8. “the wip 2022 list.” on this very machine, in a folder named “ideas”, there is a working file called “wip 2022 list” with forty-six items, none moved since february. i have, in the past three years, looked at it and felt a low, persistent confidence that i would, at some point, get to it. that confidence has produced zero items completed. it has produced one folder. that is the syndrome the bar is reaching for. nobody calls it that, but they could. someone should.

KRUGER. IS. HALF. OF. A. NAME.

5. closing pulpit, the term is borrowed and bent

here’s another thing nobody talks about — and you can put this on a sticky note if you have one handy.

the phrase has drifted because the phrase is too long. dunning-kruger, said quickly, sounds like a law firm specializing in something dignified. you can hear the echo of that in a film like the 2004 newsroom comedy “anchorman” with will ferrell, which is, top to bottom, a documentary about a man with no qualifications becoming the smartest person in his own newsroom by refusing to hear anyone else. the man has it. the man does not know he has it. the newsroom learns. the chart wins.

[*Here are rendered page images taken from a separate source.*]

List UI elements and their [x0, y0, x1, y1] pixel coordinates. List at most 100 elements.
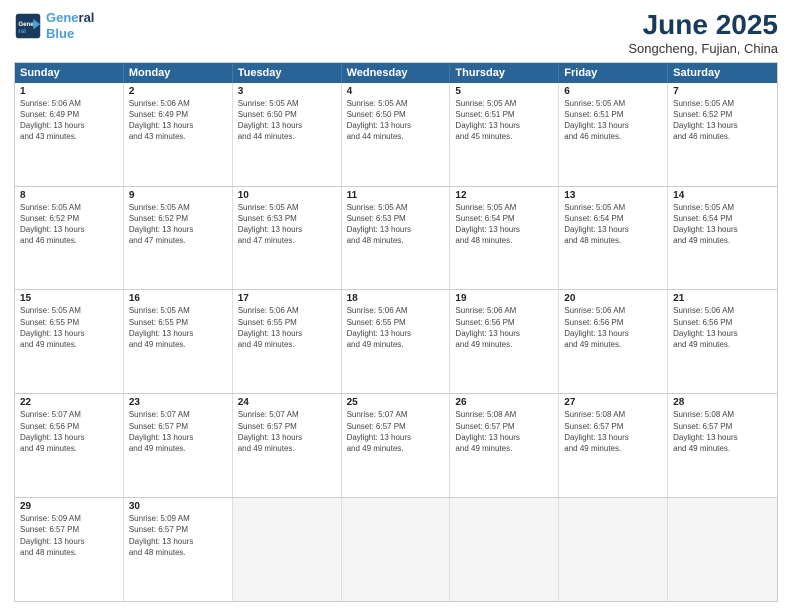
empty-cell	[668, 498, 777, 601]
day-cell-7: 7Sunrise: 5:05 AM Sunset: 6:52 PM Daylig…	[668, 83, 777, 186]
day-info: Sunrise: 5:05 AM Sunset: 6:55 PM Dayligh…	[129, 305, 227, 350]
logo-text: GeneralBlue	[46, 10, 94, 41]
day-info: Sunrise: 5:05 AM Sunset: 6:55 PM Dayligh…	[20, 305, 118, 350]
day-number: 12	[455, 190, 553, 201]
day-number: 9	[129, 190, 227, 201]
day-header-thursday: Thursday	[450, 63, 559, 83]
day-number: 16	[129, 293, 227, 304]
logo: Gene ral GeneralBlue	[14, 10, 94, 41]
day-info: Sunrise: 5:06 AM Sunset: 6:49 PM Dayligh…	[129, 98, 227, 143]
day-info: Sunrise: 5:05 AM Sunset: 6:53 PM Dayligh…	[238, 202, 336, 247]
day-info: Sunrise: 5:08 AM Sunset: 6:57 PM Dayligh…	[564, 409, 662, 454]
day-info: Sunrise: 5:07 AM Sunset: 6:57 PM Dayligh…	[238, 409, 336, 454]
day-info: Sunrise: 5:09 AM Sunset: 6:57 PM Dayligh…	[129, 513, 227, 558]
day-cell-25: 25Sunrise: 5:07 AM Sunset: 6:57 PM Dayli…	[342, 394, 451, 497]
day-number: 28	[673, 397, 772, 408]
day-number: 14	[673, 190, 772, 201]
day-number: 27	[564, 397, 662, 408]
calendar-body: 1Sunrise: 5:06 AM Sunset: 6:49 PM Daylig…	[15, 83, 777, 601]
day-info: Sunrise: 5:05 AM Sunset: 6:52 PM Dayligh…	[673, 98, 772, 143]
day-info: Sunrise: 5:07 AM Sunset: 6:57 PM Dayligh…	[129, 409, 227, 454]
day-number: 25	[347, 397, 445, 408]
day-number: 5	[455, 86, 553, 97]
day-number: 18	[347, 293, 445, 304]
day-number: 6	[564, 86, 662, 97]
day-number: 30	[129, 501, 227, 512]
day-number: 15	[20, 293, 118, 304]
day-number: 19	[455, 293, 553, 304]
day-header-tuesday: Tuesday	[233, 63, 342, 83]
calendar-header: SundayMondayTuesdayWednesdayThursdayFrid…	[15, 63, 777, 83]
day-cell-17: 17Sunrise: 5:06 AM Sunset: 6:55 PM Dayli…	[233, 290, 342, 393]
day-cell-16: 16Sunrise: 5:05 AM Sunset: 6:55 PM Dayli…	[124, 290, 233, 393]
day-number: 10	[238, 190, 336, 201]
svg-text:Gene: Gene	[18, 21, 34, 28]
empty-cell	[233, 498, 342, 601]
day-info: Sunrise: 5:05 AM Sunset: 6:50 PM Dayligh…	[238, 98, 336, 143]
day-cell-4: 4Sunrise: 5:05 AM Sunset: 6:50 PM Daylig…	[342, 83, 451, 186]
calendar-week-4: 22Sunrise: 5:07 AM Sunset: 6:56 PM Dayli…	[15, 393, 777, 497]
day-info: Sunrise: 5:05 AM Sunset: 6:50 PM Dayligh…	[347, 98, 445, 143]
page-header: Gene ral GeneralBlue June 2025 Songcheng…	[14, 10, 778, 56]
day-cell-24: 24Sunrise: 5:07 AM Sunset: 6:57 PM Dayli…	[233, 394, 342, 497]
day-number: 26	[455, 397, 553, 408]
day-info: Sunrise: 5:05 AM Sunset: 6:51 PM Dayligh…	[455, 98, 553, 143]
day-cell-3: 3Sunrise: 5:05 AM Sunset: 6:50 PM Daylig…	[233, 83, 342, 186]
day-number: 29	[20, 501, 118, 512]
day-number: 17	[238, 293, 336, 304]
day-info: Sunrise: 5:07 AM Sunset: 6:56 PM Dayligh…	[20, 409, 118, 454]
day-info: Sunrise: 5:06 AM Sunset: 6:55 PM Dayligh…	[238, 305, 336, 350]
day-number: 24	[238, 397, 336, 408]
day-number: 3	[238, 86, 336, 97]
month-title: June 2025	[628, 10, 778, 41]
day-header-wednesday: Wednesday	[342, 63, 451, 83]
day-cell-6: 6Sunrise: 5:05 AM Sunset: 6:51 PM Daylig…	[559, 83, 668, 186]
day-info: Sunrise: 5:05 AM Sunset: 6:51 PM Dayligh…	[564, 98, 662, 143]
day-cell-8: 8Sunrise: 5:05 AM Sunset: 6:52 PM Daylig…	[15, 187, 124, 290]
calendar-week-1: 1Sunrise: 5:06 AM Sunset: 6:49 PM Daylig…	[15, 83, 777, 186]
day-cell-23: 23Sunrise: 5:07 AM Sunset: 6:57 PM Dayli…	[124, 394, 233, 497]
day-cell-15: 15Sunrise: 5:05 AM Sunset: 6:55 PM Dayli…	[15, 290, 124, 393]
calendar-week-2: 8Sunrise: 5:05 AM Sunset: 6:52 PM Daylig…	[15, 186, 777, 290]
day-cell-18: 18Sunrise: 5:06 AM Sunset: 6:55 PM Dayli…	[342, 290, 451, 393]
day-number: 8	[20, 190, 118, 201]
day-cell-21: 21Sunrise: 5:06 AM Sunset: 6:56 PM Dayli…	[668, 290, 777, 393]
day-info: Sunrise: 5:06 AM Sunset: 6:56 PM Dayligh…	[673, 305, 772, 350]
day-number: 4	[347, 86, 445, 97]
calendar-week-5: 29 Sunrise: 5:09 AM Sunset: 6:57 PM Dayli…	[15, 497, 777, 601]
day-header-saturday: Saturday	[668, 63, 777, 83]
day-cell-5: 5Sunrise: 5:05 AM Sunset: 6:51 PM Daylig…	[450, 83, 559, 186]
day-cell-1: 1Sunrise: 5:06 AM Sunset: 6:49 PM Daylig…	[15, 83, 124, 186]
calendar: SundayMondayTuesdayWednesdayThursdayFrid…	[14, 62, 778, 602]
day-cell-20: 20Sunrise: 5:06 AM Sunset: 6:56 PM Dayli…	[559, 290, 668, 393]
day-cell-10: 10Sunrise: 5:05 AM Sunset: 6:53 PM Dayli…	[233, 187, 342, 290]
day-cell-22: 22Sunrise: 5:07 AM Sunset: 6:56 PM Dayli…	[15, 394, 124, 497]
day-cell-14: 14Sunrise: 5:05 AM Sunset: 6:54 PM Dayli…	[668, 187, 777, 290]
svg-text:ral: ral	[18, 28, 26, 35]
day-info: Sunrise: 5:08 AM Sunset: 6:57 PM Dayligh…	[673, 409, 772, 454]
day-cell-27: 27Sunrise: 5:08 AM Sunset: 6:57 PM Dayli…	[559, 394, 668, 497]
day-info: Sunrise: 5:07 AM Sunset: 6:57 PM Dayligh…	[347, 409, 445, 454]
day-number: 23	[129, 397, 227, 408]
day-cell-30: 30Sunrise: 5:09 AM Sunset: 6:57 PM Dayli…	[124, 498, 233, 601]
day-header-friday: Friday	[559, 63, 668, 83]
day-number: 1	[20, 86, 118, 97]
day-info: Sunrise: 5:06 AM Sunset: 6:55 PM Dayligh…	[347, 305, 445, 350]
day-header-sunday: Sunday	[15, 63, 124, 83]
day-cell-29: 29Sunrise: 5:09 AM Sunset: 6:57 PM Dayli…	[15, 498, 124, 601]
day-cell-12: 12Sunrise: 5:05 AM Sunset: 6:54 PM Dayli…	[450, 187, 559, 290]
day-cell-26: 26Sunrise: 5:08 AM Sunset: 6:57 PM Dayli…	[450, 394, 559, 497]
title-block: June 2025 Songcheng, Fujian, China	[628, 10, 778, 56]
day-info: Sunrise: 5:06 AM Sunset: 6:56 PM Dayligh…	[564, 305, 662, 350]
day-info: Sunrise: 5:05 AM Sunset: 6:54 PM Dayligh…	[673, 202, 772, 247]
day-cell-13: 13Sunrise: 5:05 AM Sunset: 6:54 PM Dayli…	[559, 187, 668, 290]
day-number: 7	[673, 86, 772, 97]
day-cell-19: 19Sunrise: 5:06 AM Sunset: 6:56 PM Dayli…	[450, 290, 559, 393]
day-cell-9: 9Sunrise: 5:05 AM Sunset: 6:52 PM Daylig…	[124, 187, 233, 290]
day-number: 2	[129, 86, 227, 97]
day-info: Sunrise: 5:06 AM Sunset: 6:49 PM Dayligh…	[20, 98, 118, 143]
empty-cell	[342, 498, 451, 601]
calendar-week-3: 15Sunrise: 5:05 AM Sunset: 6:55 PM Dayli…	[15, 289, 777, 393]
day-number: 13	[564, 190, 662, 201]
day-number: 11	[347, 190, 445, 201]
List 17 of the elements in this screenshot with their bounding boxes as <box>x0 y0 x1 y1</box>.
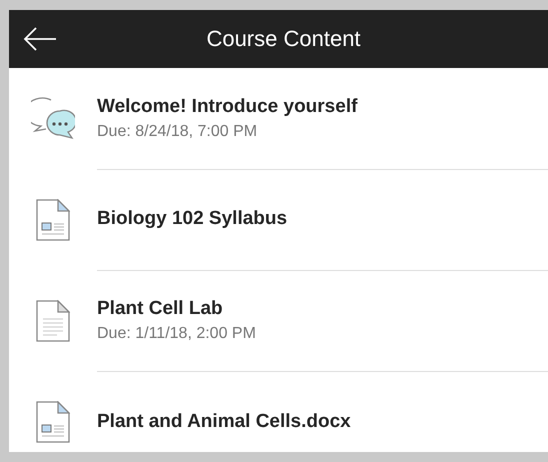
content-item[interactable]: Biology 102 Syllabus <box>9 169 548 270</box>
item-title: Welcome! Introduce yourself <box>97 96 358 118</box>
content-item[interactable]: Welcome! Introduce yourself Due: 8/24/18, 7:00 PM <box>9 68 548 169</box>
item-title: Plant and Animal Cells.docx <box>97 410 352 432</box>
item-title: Plant Cell Lab <box>97 298 224 320</box>
back-arrow-icon <box>23 27 57 51</box>
item-title: Biology 102 Syllabus <box>97 208 288 230</box>
due-date: Due: 1/11/18, 2:00 PM <box>97 324 257 342</box>
document-icon <box>36 198 70 240</box>
content-item[interactable]: Plant and Animal Cells.docx <box>9 371 548 452</box>
document-icon <box>36 400 70 442</box>
content-item[interactable]: Plant Cell Lab Due: 1/11/18, 2:00 PM <box>9 270 548 371</box>
chat-bubbles-icon <box>31 96 75 140</box>
due-date: Due: 8/24/18, 7:00 PM <box>97 122 258 140</box>
header-title: Course Content <box>206 26 361 52</box>
document-icon <box>36 300 70 342</box>
back-button[interactable] <box>23 27 57 51</box>
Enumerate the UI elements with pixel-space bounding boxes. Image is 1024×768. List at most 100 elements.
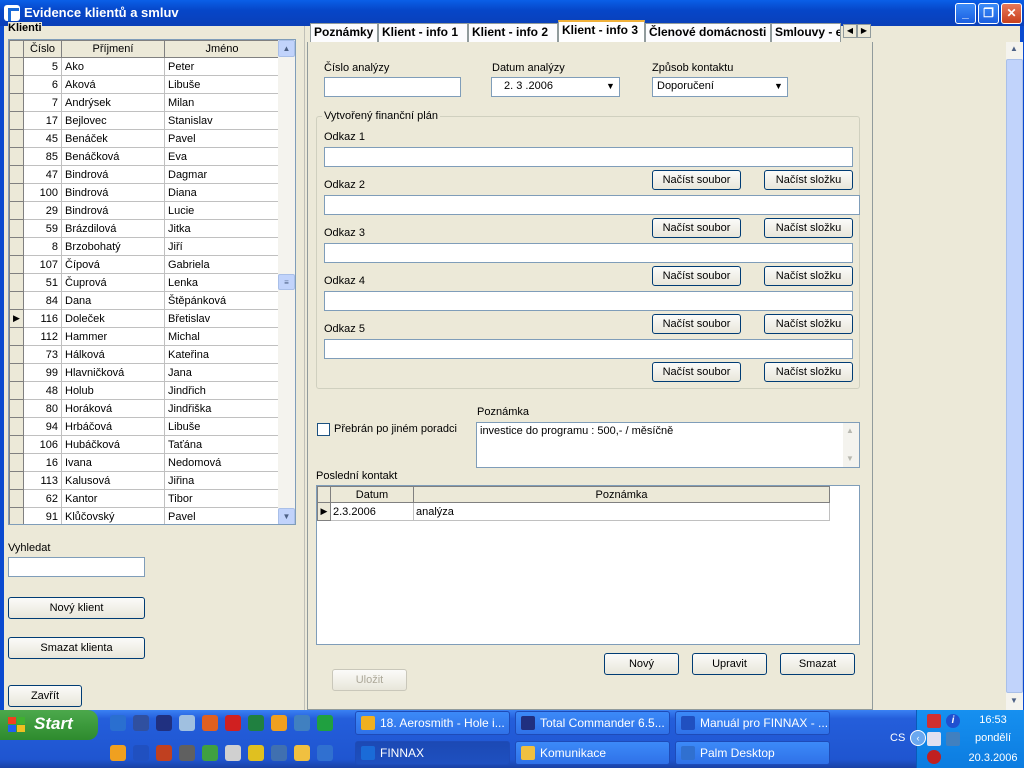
row-indicator[interactable] [9, 57, 24, 76]
row-indicator[interactable] [9, 93, 24, 112]
row-indicator[interactable] [9, 111, 24, 130]
quicklaunch-outlook-icon[interactable] [156, 745, 172, 761]
quicklaunch-folder-icon[interactable] [294, 745, 310, 761]
chevron-down-icon[interactable]: ▼ [603, 79, 618, 93]
table-row[interactable]: 113 Kalusová Jiřina [9, 471, 280, 490]
contact-new-button[interactable]: Nový [604, 653, 679, 675]
link-1-input[interactable] [324, 147, 853, 167]
table-row[interactable]: ▶ 116 Doleček Břetislav [9, 309, 280, 328]
row-indicator[interactable] [9, 183, 24, 202]
table-row[interactable]: 106 Hubáčková Taťána [9, 435, 280, 454]
column-header-date[interactable]: Datum [330, 486, 414, 503]
table-row[interactable]: 51 Čuprová Lenka [9, 273, 280, 292]
quicklaunch-app-icon[interactable] [248, 715, 264, 731]
row-indicator[interactable] [9, 471, 24, 490]
scroll-thumb[interactable]: ≡ [278, 274, 295, 290]
search-input[interactable] [8, 557, 145, 577]
load-folder-button-3[interactable]: Načíst složku [764, 266, 853, 286]
scroll-up-icon[interactable]: ▲ [846, 426, 854, 435]
tab-contracts[interactable]: Smlouvy - e [771, 23, 841, 42]
quicklaunch-firefox-icon[interactable] [202, 715, 218, 731]
minimize-button[interactable]: _ [955, 3, 976, 24]
quicklaunch-palm-icon[interactable] [317, 745, 333, 761]
table-row[interactable]: 29 Bindrová Lucie [9, 201, 280, 220]
save-button[interactable]: Uložit [332, 669, 407, 691]
tab-client-info-2[interactable]: Klient - info 2 [468, 23, 558, 42]
quicklaunch-winamp-icon[interactable] [271, 715, 287, 731]
table-row[interactable]: 62 Kantor Tibor [9, 489, 280, 508]
load-folder-button-4[interactable]: Načíst složku [764, 314, 853, 334]
new-client-button[interactable]: Nový klient [8, 597, 145, 619]
table-row[interactable]: ▶ 2.3.2006 analýza [317, 502, 830, 521]
row-indicator[interactable] [9, 327, 24, 346]
contact-method-select[interactable]: Doporučení ▼ [652, 77, 788, 97]
table-row[interactable]: 16 Ivana Nedomová [9, 453, 280, 472]
scroll-up-icon[interactable]: ▲ [1010, 44, 1018, 53]
scroll-up-icon[interactable]: ▲ [278, 40, 295, 57]
language-indicator[interactable]: CS [890, 732, 905, 744]
table-row[interactable]: 8 Brzobohatý Jiří [9, 237, 280, 256]
row-indicator[interactable] [9, 165, 24, 184]
close-app-button[interactable]: Zavřít [8, 685, 82, 707]
clients-scrollbar[interactable]: ▲ ≡ ▼ [278, 40, 295, 524]
table-row[interactable]: 85 Benáčková Eva [9, 147, 280, 166]
row-indicator[interactable] [9, 201, 24, 220]
table-row[interactable]: 6 Aková Libuše [9, 75, 280, 94]
antivirus-icon[interactable] [927, 750, 941, 764]
taken-over-checkbox[interactable] [317, 423, 330, 436]
main-scrollbar[interactable]: ▲ ▼ [1006, 42, 1023, 710]
quicklaunch-phone-icon[interactable] [248, 745, 264, 761]
row-indicator[interactable] [9, 399, 24, 418]
row-indicator[interactable] [9, 147, 24, 166]
row-indicator[interactable] [9, 273, 24, 292]
quicklaunch-word-icon[interactable] [133, 745, 149, 761]
link-3-input[interactable] [324, 243, 853, 263]
clients-grid[interactable]: Číslo Příjmení Jméno 5 Ako Peter 6 Aková Libu… [8, 39, 296, 525]
quicklaunch-tool-icon[interactable] [294, 715, 310, 731]
row-indicator[interactable] [9, 75, 24, 94]
contact-edit-button[interactable]: Upravit [692, 653, 767, 675]
taskbar-button[interactable]: FINNAX [355, 741, 510, 765]
row-indicator[interactable] [9, 219, 24, 238]
clock-time[interactable]: 16:53 [965, 714, 1021, 726]
column-header-name[interactable]: Jméno [164, 40, 280, 58]
delete-client-button[interactable]: Smazat klienta [8, 637, 145, 659]
quicklaunch-commander-icon[interactable] [156, 715, 172, 731]
taskbar-button[interactable]: Komunikace [515, 741, 670, 765]
quicklaunch-settings-icon[interactable] [179, 745, 195, 761]
network-icon[interactable] [927, 714, 941, 728]
table-row[interactable]: 100 Bindrová Diana [9, 183, 280, 202]
contact-delete-button[interactable]: Smazat [780, 653, 855, 675]
load-file-button-1[interactable]: Načíst soubor [652, 170, 741, 190]
quicklaunch-bs-icon[interactable] [271, 745, 287, 761]
quicklaunch-globe-icon[interactable] [202, 745, 218, 761]
table-row[interactable]: 80 Horáková Jindřiška [9, 399, 280, 418]
link-5-input[interactable] [324, 339, 853, 359]
taken-over-label[interactable]: Přebrán po jiném poradci [334, 423, 457, 435]
taskbar-button[interactable]: 18. Aerosmith - Hole i... [355, 711, 510, 735]
quicklaunch-opera-icon[interactable] [225, 715, 241, 731]
security-icon[interactable] [927, 732, 941, 746]
table-row[interactable]: 84 Dana Štěpánková [9, 291, 280, 310]
quicklaunch-excel-icon[interactable] [317, 715, 333, 731]
table-row[interactable]: 91 Klůčovský Pavel [9, 507, 280, 524]
tab-scroll-left-icon[interactable]: ◀ [843, 24, 857, 38]
taskbar-button[interactable]: Palm Desktop [675, 741, 830, 765]
table-row[interactable]: 99 Hlavničková Jana [9, 363, 280, 382]
column-header-number[interactable]: Číslo [23, 40, 62, 58]
quicklaunch-ie-icon[interactable] [110, 715, 126, 731]
row-indicator[interactable] [9, 291, 24, 310]
row-indicator[interactable] [9, 237, 24, 256]
scroll-thumb[interactable] [1006, 59, 1023, 693]
close-button[interactable]: ✕ [1001, 3, 1022, 24]
row-indicator[interactable] [9, 507, 24, 524]
taskbar-button[interactable]: Manuál pro FINNAX - ... [675, 711, 830, 735]
start-button[interactable]: Start [0, 710, 98, 740]
table-row[interactable]: 59 Brázdilová Jitka [9, 219, 280, 238]
load-folder-button-1[interactable]: Načíst složku [764, 170, 853, 190]
table-row[interactable]: 17 Bejlovec Stanislav [9, 111, 280, 130]
table-row[interactable]: 112 Hammer Michal [9, 327, 280, 346]
last-contact-grid[interactable]: Datum Poznámka ▶ 2.3.2006 analýza [316, 485, 860, 645]
tab-client-info-3[interactable]: Klient - info 3 [558, 20, 645, 42]
tab-client-info-1[interactable]: Klient - info 1 [378, 23, 468, 42]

so people drop a syllable. they drop a name. they get kruger syndrome, which sounds, briefly, like a real thing. it is not a real thing. it is a smaller phrase wearing the coat of a bigger one. if you want the long version, with both names intact and the chart it deserves, look at the plain-english definition i wrote earlier, which has the courtesy of citing both researchers. we are, in this paragraph and the next, lightly pleading for justice for the second name.

i rest my case. the chart is on the desk. the wine is, in stefan’s house, still being poured.

one more before i sign. the bigger context is that we are, all of us, an idiot in some narrow domain or other. that is the running theme of this whole site, where the rank is honest, not the insult. an idiot, in our usage, is the rank you earn by being awake. confusing kruger syndrome with the actual effect is, in that frame, a tiny self-portrait. you reached for the technical word. you got half. you held the half up. someone, maybe stefan, maybe me, nodded at it. that is the entire move.

carla just walked past my desk. she did not stop. that means the meeting is still going. ChatGPT, at this exact moment, is screening another batch of inbound messages. one of them, statistically, will use the wrong half of dunning-kruger. i will let it.

the eight items are on the desk. the wine, in stefan’s eleven-year experiment, is still doing what wine does.

yours stupidly,
idiot again
leading expert, half-named-condition correction unit

P.S. the wip 2022 list, item nineteen, is “look up if kruger syndrome is real.” i am closing item nineteen now, at 9:42am thursday, with the answer no.